To illustrate how each of these layers of regulation comes in to play, we’ll consider the example of the placement of a dog kennel behind a homeowner’s house.
Zoning is the most familiar requirement. Created by the city or county, it groups property usage to minimize conflict and nuisance issues, to control and promote growth, and to obtain the best use of each plot of land. Sometimes zoning will come in multiple layers over the same area. For example, a home inside an historical overlay district is more limited to changing the exterior, although basic zoning doesn’t address this.
In our dog kennel example, a residential home would be barred from an area zoned for office buildings. Even within residential zones, there are zones for different sizes of land and minimum square footage requirements. Attempting to place a dog kennel in a high-density residential zone (such as townhomes) would be difficult: Our homeowner will be looking for a community with large lots.
The next consideration is building code compliance and licensing - both provided by the local government. Assuming that the homeowner can meet the requirements to obtain a business license, his kennel will need to comply with building requirements. For example, a city may prohibit the use of chain link fencing for any use on any piece of land.
Once past the local government level requirements, the homeowner has to consider what land use restrictions were put in place by agreements between past landowners. These agreements fall under contract law, and are handled differently from government-imposed regulations. When a person purchases a piece of land, he automatically enters into this contract. Homeowners rarely research restrictions recorded at the courthouse. For land lying with a homeowners association, it is not unusual to see a prohibition on businesses that increase vehicular traffic. Various noise and nuisance regulations are also the norm.

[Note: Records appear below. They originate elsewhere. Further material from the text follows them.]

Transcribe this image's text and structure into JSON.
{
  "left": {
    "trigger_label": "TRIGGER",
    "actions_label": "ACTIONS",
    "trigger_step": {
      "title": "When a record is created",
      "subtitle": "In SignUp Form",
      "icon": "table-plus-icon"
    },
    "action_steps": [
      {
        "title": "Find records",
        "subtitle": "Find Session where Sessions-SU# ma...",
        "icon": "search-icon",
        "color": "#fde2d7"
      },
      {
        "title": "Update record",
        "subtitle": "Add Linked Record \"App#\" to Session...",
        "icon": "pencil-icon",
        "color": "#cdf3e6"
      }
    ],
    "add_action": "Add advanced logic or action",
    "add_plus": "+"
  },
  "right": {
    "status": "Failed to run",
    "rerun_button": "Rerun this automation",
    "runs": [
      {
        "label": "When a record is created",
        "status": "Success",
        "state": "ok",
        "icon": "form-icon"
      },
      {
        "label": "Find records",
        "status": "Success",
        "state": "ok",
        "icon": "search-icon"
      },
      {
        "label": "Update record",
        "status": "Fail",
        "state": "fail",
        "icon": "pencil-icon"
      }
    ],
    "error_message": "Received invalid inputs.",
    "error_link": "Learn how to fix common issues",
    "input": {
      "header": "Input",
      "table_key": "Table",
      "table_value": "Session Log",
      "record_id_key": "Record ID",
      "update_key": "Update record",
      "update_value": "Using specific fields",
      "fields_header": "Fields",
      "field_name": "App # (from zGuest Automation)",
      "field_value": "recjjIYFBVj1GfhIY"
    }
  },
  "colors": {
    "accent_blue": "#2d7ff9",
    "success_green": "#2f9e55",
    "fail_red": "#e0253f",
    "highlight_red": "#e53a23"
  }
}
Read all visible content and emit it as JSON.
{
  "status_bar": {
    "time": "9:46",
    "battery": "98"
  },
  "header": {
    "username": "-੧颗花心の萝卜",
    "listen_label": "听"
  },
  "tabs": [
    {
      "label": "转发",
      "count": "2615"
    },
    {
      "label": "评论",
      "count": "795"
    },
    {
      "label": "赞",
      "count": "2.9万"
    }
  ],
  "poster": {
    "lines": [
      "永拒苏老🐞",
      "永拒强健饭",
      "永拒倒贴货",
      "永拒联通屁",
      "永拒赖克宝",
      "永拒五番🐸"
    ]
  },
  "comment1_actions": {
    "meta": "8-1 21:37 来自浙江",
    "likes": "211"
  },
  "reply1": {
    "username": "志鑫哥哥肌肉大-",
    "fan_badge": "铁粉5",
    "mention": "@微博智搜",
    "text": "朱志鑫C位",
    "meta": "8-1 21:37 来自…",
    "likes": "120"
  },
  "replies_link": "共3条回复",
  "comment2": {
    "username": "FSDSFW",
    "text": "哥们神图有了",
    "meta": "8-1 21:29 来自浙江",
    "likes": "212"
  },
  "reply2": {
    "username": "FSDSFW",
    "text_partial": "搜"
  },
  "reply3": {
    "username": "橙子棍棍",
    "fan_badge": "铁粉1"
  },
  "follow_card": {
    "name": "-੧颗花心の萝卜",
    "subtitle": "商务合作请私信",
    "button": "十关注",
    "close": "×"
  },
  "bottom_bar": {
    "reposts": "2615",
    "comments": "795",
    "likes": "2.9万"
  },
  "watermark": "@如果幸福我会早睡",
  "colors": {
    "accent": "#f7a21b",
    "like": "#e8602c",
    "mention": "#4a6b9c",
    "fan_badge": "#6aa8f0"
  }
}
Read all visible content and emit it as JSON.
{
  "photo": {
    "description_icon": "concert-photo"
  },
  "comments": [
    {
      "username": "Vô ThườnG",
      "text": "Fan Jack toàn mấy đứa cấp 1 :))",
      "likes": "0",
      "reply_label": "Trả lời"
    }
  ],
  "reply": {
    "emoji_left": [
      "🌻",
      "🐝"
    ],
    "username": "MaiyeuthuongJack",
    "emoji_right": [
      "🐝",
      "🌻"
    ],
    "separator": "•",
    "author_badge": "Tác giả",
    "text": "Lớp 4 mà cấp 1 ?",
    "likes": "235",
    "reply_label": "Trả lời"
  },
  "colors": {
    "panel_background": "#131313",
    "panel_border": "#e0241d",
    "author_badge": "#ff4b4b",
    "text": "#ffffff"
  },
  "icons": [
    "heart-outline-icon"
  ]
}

Attempting to establish a kennel in this situation would be a violation of the terms of the land contract, with either by the Association or a next door neighbor resorting to litigation.
Zoning regulations cannot eliminate land covenants, nor can a municipal agent impose land use contract terms on a piece of property. However, if the courts determine that a particular covenant is vague or violates public policy, it could be voided. This happened in the case of Providence Construction Company v Bauer, where a condition was made that the homeowner could not oppose any future rezoning by the developer. This was a violation of the owner’s constitutional rights to oppose government action (zoning).
Finally, at the federal government level, the growing impact of environmental regulations must be considered. Environmental concerns extend beyond issues like trash burning and flood controls, to areas such as maintaining aesthetics by limiting tree removal or restricting types of plants installed. For our pet kennel example, animal waste is a known groundwater contaminant. Establishing a proper way of cleaning the animal pens raises a real challenge. If the land lies near a creek or other waterway, providing a satisfactory cleaning system may be cost prohibitive.
Our increasing regulatory environment presents challenges to understanding your property rights. To guard against unwelcome surprises, be sure to enlist the aid of experts such as title companies and real estate attorneys to identify how all four of the above factors will come in to play in your specific situation.